I tried it with the current master and with a3c17bc kernel: simplify some Region related code
in the gap master branch.
~This is my output from make
with a3c17bc
. With current master the output looks almost the same.~
@ssiccha Are you using the hpcgap-noward
branch referenced in this PR? Because that's the branch where UNSAFE_PTR_BAG()
etc. are defined.
@rbehrends Oops, no I only used unward
. I'll try it out with the correct branch next. ;)

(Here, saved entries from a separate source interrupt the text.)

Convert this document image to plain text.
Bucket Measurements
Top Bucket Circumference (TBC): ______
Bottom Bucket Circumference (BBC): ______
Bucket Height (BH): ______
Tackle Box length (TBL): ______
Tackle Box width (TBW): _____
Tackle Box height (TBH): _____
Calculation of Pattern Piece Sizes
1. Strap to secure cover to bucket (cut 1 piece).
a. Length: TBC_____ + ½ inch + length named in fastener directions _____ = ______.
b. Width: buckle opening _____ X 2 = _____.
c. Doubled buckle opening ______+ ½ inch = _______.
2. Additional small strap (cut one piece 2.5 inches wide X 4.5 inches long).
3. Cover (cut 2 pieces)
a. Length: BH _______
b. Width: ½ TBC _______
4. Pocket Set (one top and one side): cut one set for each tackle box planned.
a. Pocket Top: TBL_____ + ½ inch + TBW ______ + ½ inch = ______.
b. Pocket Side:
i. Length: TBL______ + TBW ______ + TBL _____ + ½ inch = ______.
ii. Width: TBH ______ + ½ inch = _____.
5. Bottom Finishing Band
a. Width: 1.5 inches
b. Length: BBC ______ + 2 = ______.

Coverage increased (+0.01%) to 84.342% when pulling a66cb80c918a1b8faa94591c4301e6e8d4702a52 on rbehrends:hpcgap-noward into 86c4135df7f1396dc19175b457c2b34581ea1b87 on gap-system:master.
I just rebased this.
@rbehrends it seems that when you last touched this PR you (accidentally?) discarded many of the changes I made. I now restored the commit which automatically runs unward on Travis, and the one which disables most Travis jobs for quicker turn around.
I've also extracted some code to PR #3382.
I've rebased this. Unfortunately, the unward tool doesn't seem to work anymore: Running it has no effect. Not even an error message is printed.
The unward problem occurs because the syntax of inline functions has changed, with the EXPORT_INLINE
macro being used in lieu of static inline
. This should be relatively easy to fix.
I've updated unward
and things seem to be in proper working order again.
This is now part of PR #3502
Reopening, because we separated these changes from PR #3502.